Bürck - Graeter Duo
Bürck - Graeter-Casserley Trio

Rainer Bürck, piano
Roland Graeter, cello/voice
Lawrence Casserley, live electronics
One of the main concerns of contemporary music after 1945 was the development of new musical forms, which were intended to be completely different from any traditional form. This meant at first a rejection of the development-oriented dramatic form of the classic-romantic period. Stockhausen, for example, presented his concept of the "moment form" in opposition to the traditional idea of musical form. Each musical moment should be autonomous in itself and shouldn't receive its meaning from what had been played before or afterwards. Nothing should be predictable, anything should be expected to happen next. Though having been created by complex mathematical operations, this music sounded more or less spontaneous and, in a way, improvised.

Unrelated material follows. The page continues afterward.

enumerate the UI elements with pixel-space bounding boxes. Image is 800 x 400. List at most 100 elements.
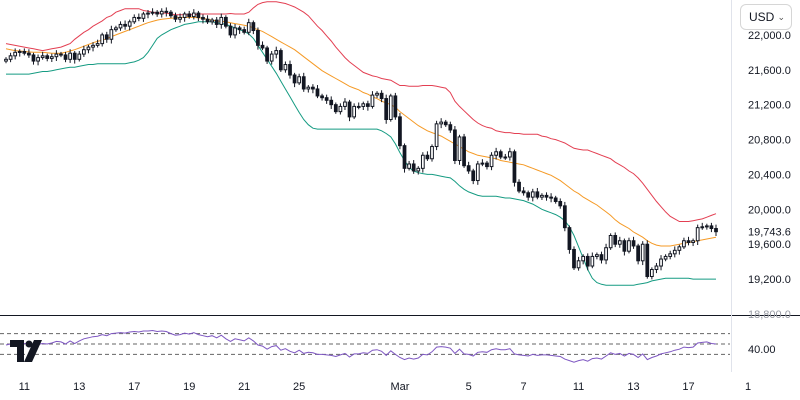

In the autumn 1995 Rainer Bürck, composer and pianist specializing in contemporary repertoire, and Roland Graeter, specializing in improvised music, decided to form a duo, trying to build bridges from their different backgrounds between contemporary "composed" and improvised music. When Rainer Bürck met composer Lawrence Casserley in the summer of 1996 the idea was born to transform the duo into a trio with Casserley processing the sounds of the piano, cello and voice with the help of his IRCAM signal-processing work-station. Rehearsals aimed less at the creation of particular musical material than at the process of reacting to, and communicating with each other, aiming to let the unexpected and unpredictable happen and trying to avoid cliches.